Ohne Steuern gibt es *vermutlich* keinen Kaptialismus

pigbonds, Sonntag, 22.03.2015, 15:34 (vor 4002 Tagen) @ mira4227 Views

Im Prinzip geht's um Steuererhebung. Diese wird von den Etatisten ja immer
fast religiös überhöht: Schließlich geht es um geheiligte Steuergelder,
die der Allgemeinheit zustünden, um Steuergerechtigkeit, um die Erhebung
der Gelder zur Erfüllung wichtiger staatlicher Aufgaben usw.usf. .

Der Kapitalist weiss aber, dass es ohne Steuern nicht geht.
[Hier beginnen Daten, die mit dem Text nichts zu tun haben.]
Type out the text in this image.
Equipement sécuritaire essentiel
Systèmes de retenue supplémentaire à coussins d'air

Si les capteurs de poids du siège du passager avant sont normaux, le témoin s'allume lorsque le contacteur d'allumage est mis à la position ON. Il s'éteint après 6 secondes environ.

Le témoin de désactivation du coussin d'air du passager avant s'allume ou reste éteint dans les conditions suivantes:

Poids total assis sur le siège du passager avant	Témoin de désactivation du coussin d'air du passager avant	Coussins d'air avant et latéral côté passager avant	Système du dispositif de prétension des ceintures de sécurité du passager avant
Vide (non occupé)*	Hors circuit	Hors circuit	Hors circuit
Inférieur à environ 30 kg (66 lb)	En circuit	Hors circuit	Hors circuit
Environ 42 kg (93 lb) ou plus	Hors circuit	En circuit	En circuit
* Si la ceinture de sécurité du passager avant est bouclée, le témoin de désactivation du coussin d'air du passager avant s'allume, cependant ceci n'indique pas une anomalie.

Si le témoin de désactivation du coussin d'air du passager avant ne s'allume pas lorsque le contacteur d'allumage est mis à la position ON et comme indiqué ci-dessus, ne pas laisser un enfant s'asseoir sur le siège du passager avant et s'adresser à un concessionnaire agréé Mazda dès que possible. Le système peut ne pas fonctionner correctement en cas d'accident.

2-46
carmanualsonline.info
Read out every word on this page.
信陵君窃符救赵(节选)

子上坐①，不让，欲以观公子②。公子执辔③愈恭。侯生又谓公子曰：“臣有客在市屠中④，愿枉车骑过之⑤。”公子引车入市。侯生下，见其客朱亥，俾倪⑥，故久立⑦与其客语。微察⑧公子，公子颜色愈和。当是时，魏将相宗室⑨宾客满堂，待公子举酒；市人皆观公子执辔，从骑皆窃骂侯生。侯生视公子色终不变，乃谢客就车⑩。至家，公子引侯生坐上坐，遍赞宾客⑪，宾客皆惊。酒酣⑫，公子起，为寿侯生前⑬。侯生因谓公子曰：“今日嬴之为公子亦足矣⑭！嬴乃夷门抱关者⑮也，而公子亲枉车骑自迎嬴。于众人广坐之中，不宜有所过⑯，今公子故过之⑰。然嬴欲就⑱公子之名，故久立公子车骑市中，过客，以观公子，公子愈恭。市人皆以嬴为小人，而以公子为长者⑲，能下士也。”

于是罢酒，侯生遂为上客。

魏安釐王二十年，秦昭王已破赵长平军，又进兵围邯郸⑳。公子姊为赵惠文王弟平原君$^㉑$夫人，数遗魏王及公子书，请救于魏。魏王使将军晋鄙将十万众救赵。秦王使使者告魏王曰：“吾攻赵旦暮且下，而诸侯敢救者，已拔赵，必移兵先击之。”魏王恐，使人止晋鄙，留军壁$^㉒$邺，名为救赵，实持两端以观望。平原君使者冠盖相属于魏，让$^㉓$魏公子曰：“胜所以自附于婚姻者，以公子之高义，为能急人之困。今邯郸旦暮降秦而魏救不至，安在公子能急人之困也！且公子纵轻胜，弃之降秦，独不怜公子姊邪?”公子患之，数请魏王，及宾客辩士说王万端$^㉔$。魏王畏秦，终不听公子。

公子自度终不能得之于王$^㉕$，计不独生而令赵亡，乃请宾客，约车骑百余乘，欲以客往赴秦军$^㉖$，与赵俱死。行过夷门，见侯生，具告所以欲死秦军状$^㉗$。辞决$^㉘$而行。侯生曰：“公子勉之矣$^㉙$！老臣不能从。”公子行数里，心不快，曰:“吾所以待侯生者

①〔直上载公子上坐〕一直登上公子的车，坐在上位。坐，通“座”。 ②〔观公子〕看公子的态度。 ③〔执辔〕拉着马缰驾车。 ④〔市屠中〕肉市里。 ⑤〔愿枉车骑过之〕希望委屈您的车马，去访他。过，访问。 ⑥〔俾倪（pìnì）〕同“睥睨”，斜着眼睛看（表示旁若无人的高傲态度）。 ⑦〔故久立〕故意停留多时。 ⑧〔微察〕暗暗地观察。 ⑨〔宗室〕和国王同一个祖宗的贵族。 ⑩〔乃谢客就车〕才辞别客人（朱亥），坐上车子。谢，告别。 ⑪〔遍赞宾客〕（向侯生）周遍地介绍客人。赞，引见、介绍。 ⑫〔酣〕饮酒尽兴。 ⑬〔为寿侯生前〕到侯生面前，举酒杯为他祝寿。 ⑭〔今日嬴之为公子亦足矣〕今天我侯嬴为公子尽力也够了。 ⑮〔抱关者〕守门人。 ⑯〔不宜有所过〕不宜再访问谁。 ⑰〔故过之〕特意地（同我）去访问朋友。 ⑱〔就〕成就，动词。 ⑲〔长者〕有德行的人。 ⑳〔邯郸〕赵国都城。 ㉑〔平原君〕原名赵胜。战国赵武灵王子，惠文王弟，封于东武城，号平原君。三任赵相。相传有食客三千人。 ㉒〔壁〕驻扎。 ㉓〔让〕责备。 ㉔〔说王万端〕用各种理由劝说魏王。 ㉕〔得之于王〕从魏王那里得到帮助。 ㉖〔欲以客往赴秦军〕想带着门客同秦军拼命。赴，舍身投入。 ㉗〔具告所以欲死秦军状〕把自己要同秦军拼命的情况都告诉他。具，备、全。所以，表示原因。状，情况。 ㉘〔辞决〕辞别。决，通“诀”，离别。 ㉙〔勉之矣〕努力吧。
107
Wo käme sonst
das Geld her?

Das
ist wohl auch Mainstream, aber manchmal ist der Blick auf davon abweichende
Auffassungen ganz erfrischend. Hier was aus der anarchisten Richtung der
Staatstheorie von
Rothbard
und Oppenheimer
. Keine Angst, ist nicht lang und nicht kompliziert.
Die Erhebung von Steuern wird recht originell als Raub betrachtet, damit
die Führungsclique namens Staat die Mittel in ihre Hand bekommt, um ihr
Volk zu ihrer eigenen Existenzsicherung zu beglücken und das eigene Leben
zu finanzieren. Mit Mitteln der Allgemeinheit habe das nichts zu tun, es
sind Mittel dieser Führungsclique, die sich Staat nennt. So betrachtet ist
die Klage über Steuerungerechtigkeit die Klage darüber, daß andere
weniger ausgeraubt werden als man selbst. Das internationale Stopfen von
Steuerschlupflöchern wäre so betrachtet die internationale Verschwörung
zum gemeinsamen effektiveren Ausrauben der Bürger usw.usf. . Zugegeben:
Gedankenspielerei, aber ganz anregend und inspirierend.

Immer wenn ich "freiwillig" und "Tausch" höre, geht mir @dottore's "Wie herzig!" durch
den Kopf. Ich vermute, das sind Fantasmen, die auf den selben Irrtümern wie der Marxismus
ruhen - man findet sie in der Klassischen Ökonomie.

Da die Justiz mit zur Führungsclique namens Staat gehört, erklärt das
in diesem Gedankengebäude vielleicht auch, warum die Strafen bei
Steuerdelikten manchmal sehr rigoros ausfallen: Der Angeklagte gefährdet
immerhin den Gehaltsanspruch des Gerichts.

Das kapitalistische System an sich wird dadurch gefährdet.